Larrionda retired at the end of 2011.
Number 2: Roberto Rosetti
Roberto Rosetti was widely believed to be one of the world's best referees of his time. He was known as a strict man - the regulations were his bible - but also as a good communicator. He talked a lot to the players and had no problem getting his points across.
Number 3: Alain Sars
Alain Sars was one of the most experienced European referees. His international debut was in 1993 at the early age of 32.

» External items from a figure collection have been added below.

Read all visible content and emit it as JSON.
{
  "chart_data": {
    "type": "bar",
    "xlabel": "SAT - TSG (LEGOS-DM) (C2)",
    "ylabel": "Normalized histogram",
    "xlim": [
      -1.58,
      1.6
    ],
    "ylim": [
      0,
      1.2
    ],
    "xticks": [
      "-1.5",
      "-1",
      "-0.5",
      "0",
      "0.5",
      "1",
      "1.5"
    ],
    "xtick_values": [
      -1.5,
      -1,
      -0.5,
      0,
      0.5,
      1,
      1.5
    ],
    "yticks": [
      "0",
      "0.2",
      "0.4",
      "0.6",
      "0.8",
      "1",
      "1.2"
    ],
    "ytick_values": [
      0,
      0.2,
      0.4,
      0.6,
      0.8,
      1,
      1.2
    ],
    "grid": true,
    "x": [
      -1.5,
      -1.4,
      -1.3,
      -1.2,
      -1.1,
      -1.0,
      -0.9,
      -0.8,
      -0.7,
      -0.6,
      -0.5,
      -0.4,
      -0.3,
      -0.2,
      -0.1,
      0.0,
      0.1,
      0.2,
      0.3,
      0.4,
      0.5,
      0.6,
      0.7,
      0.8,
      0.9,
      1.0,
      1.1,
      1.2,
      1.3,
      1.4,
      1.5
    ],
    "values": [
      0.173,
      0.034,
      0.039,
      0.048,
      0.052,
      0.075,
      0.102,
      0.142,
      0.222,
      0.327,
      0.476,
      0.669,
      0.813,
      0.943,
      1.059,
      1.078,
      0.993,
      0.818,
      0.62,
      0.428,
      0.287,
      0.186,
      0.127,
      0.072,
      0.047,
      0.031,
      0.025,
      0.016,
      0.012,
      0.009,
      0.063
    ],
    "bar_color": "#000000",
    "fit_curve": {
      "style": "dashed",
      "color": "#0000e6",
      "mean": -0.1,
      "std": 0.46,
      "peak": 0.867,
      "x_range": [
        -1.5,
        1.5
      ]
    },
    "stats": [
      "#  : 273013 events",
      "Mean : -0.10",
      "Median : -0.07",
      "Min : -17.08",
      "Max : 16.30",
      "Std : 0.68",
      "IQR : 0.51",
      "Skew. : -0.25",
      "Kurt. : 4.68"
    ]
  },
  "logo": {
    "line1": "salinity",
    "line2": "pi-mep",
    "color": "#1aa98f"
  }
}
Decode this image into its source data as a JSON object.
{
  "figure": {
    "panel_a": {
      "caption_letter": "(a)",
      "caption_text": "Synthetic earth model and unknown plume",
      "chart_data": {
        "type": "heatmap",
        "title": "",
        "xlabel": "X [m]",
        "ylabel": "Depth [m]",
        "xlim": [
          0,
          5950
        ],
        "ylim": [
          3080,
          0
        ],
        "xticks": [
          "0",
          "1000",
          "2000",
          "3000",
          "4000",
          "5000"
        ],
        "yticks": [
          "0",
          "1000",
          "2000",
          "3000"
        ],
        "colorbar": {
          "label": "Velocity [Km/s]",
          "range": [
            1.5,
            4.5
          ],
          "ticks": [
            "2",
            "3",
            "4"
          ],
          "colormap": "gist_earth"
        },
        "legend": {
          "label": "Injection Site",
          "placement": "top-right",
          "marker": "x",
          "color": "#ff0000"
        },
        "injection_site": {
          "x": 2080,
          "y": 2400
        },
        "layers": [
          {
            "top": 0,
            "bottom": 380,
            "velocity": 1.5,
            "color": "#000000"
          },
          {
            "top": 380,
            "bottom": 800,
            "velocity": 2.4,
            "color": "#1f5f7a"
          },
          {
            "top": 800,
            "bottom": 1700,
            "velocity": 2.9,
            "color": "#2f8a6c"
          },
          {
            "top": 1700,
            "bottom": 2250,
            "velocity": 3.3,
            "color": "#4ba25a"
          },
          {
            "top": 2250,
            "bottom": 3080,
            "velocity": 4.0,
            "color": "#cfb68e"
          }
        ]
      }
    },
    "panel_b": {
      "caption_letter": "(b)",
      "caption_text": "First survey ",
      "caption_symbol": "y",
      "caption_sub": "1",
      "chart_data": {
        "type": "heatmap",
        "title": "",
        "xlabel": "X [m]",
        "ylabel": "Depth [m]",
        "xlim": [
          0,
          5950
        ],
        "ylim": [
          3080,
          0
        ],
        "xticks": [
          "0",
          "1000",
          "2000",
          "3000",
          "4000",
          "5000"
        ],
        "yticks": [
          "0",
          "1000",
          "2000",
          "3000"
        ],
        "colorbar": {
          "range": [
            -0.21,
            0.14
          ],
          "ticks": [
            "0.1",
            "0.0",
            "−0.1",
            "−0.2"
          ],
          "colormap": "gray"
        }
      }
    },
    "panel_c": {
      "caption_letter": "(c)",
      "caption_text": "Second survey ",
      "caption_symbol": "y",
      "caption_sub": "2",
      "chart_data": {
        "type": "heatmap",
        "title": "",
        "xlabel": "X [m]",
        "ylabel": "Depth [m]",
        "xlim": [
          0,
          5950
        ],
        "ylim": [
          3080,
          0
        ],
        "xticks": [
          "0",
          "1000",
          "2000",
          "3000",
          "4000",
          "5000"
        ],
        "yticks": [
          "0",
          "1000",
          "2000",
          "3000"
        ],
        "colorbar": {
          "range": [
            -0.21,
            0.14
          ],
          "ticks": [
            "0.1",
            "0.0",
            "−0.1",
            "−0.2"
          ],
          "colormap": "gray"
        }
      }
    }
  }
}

He officiated his first match when he was only 14 years old. Sars claims a good referee should be courageous, fair and impartial. Furthermore a referee should be a good psychologist, should not be impressed by his surroundings and act in the spirit of the regulations instead of merely working by the book.
Number 4: Eric Poulat
The French Referee of the year 2004 Eric Poulat was born in in 1963 in the town of Chaponost. He is active in the French competition since 1991 and internationally since 1999.
Number 5: Graham Poll
From 1996 until 2007 Graham Poll was active at a number of international tournaments. Euro 2000, World Cup 2004 and World Cup 2006, the 2000 FA Cup final and in 2005 the UEFA Cup final. An enormous list of important matches, but he will be remembered, tragically, for one match only and what happened there in extra time.
Number 6: Konrad Plautz
Retired UEFA Elite Category referee Konrad Plautz passed his referee's exam in 1984. He was an assistant referee in the Austrian Bundesliga from August 1989 till July 1991. Since August 1991 he is one of the regular officials in Austria's top league, the Bundesliga.
He received his FIFA badge in 1996, and from the year 2000 he was listed as one of the 30 'UEFA Top Class Referees'. He retired (nationally and internationally) at the end of 2009.
Number 7: Valentin Ivanov
Already 36 when he started his career as a referee, teacher Valentin Ivanov officiated his first international match two years later. But he was internationally active much earlier than that: having been to the 1994 World Cup as a linesman.
Number 8: Iouri Baskakov
Baskakov is referee from 1986. From 1996 he is active in the Russian First Division and he was a FIFA ref from 1998 until the end of 2009. He was an Elite Category referee.
Number 9: Markus Merk
Markus Merk, born March 15, 1962 in Kaiserslautern, Germany, has been a referee for over 21 years. He was born very near the stadium at Kaiserslauern, the Fritz-Walter Stadium, which he still describes as 'a very emotional place'. He was 12 when he first started going to games and was immediately 'impressed by the way the referees and their assistants worked'.
Number 10: Luis Medina Cantalejo
Refereeing runs in the family of Medina Cantalejo, Luis' father and grandfather were also referees. When young Luis Medina Cantalejo was a football player in the Spanish third division, and when playing took too much of the time he needed to study, he decided to change to refereeing as well.
His first Primera Division match was in 1998.
He was an Elite Category referee and retired internationally in 2009.
dynamically generated by WorldReferee
Bummer! Just outside our top 10: Vladimir Hrinak
Hrinak started refereeing in 1982 and became an international in 1993.
He refereed a great number of UEFA Cup matches, a few Champions League matches and qualifiers for big tournaments. He retired at 45 at the end of 2009. He died suddenly in 25. July 2012.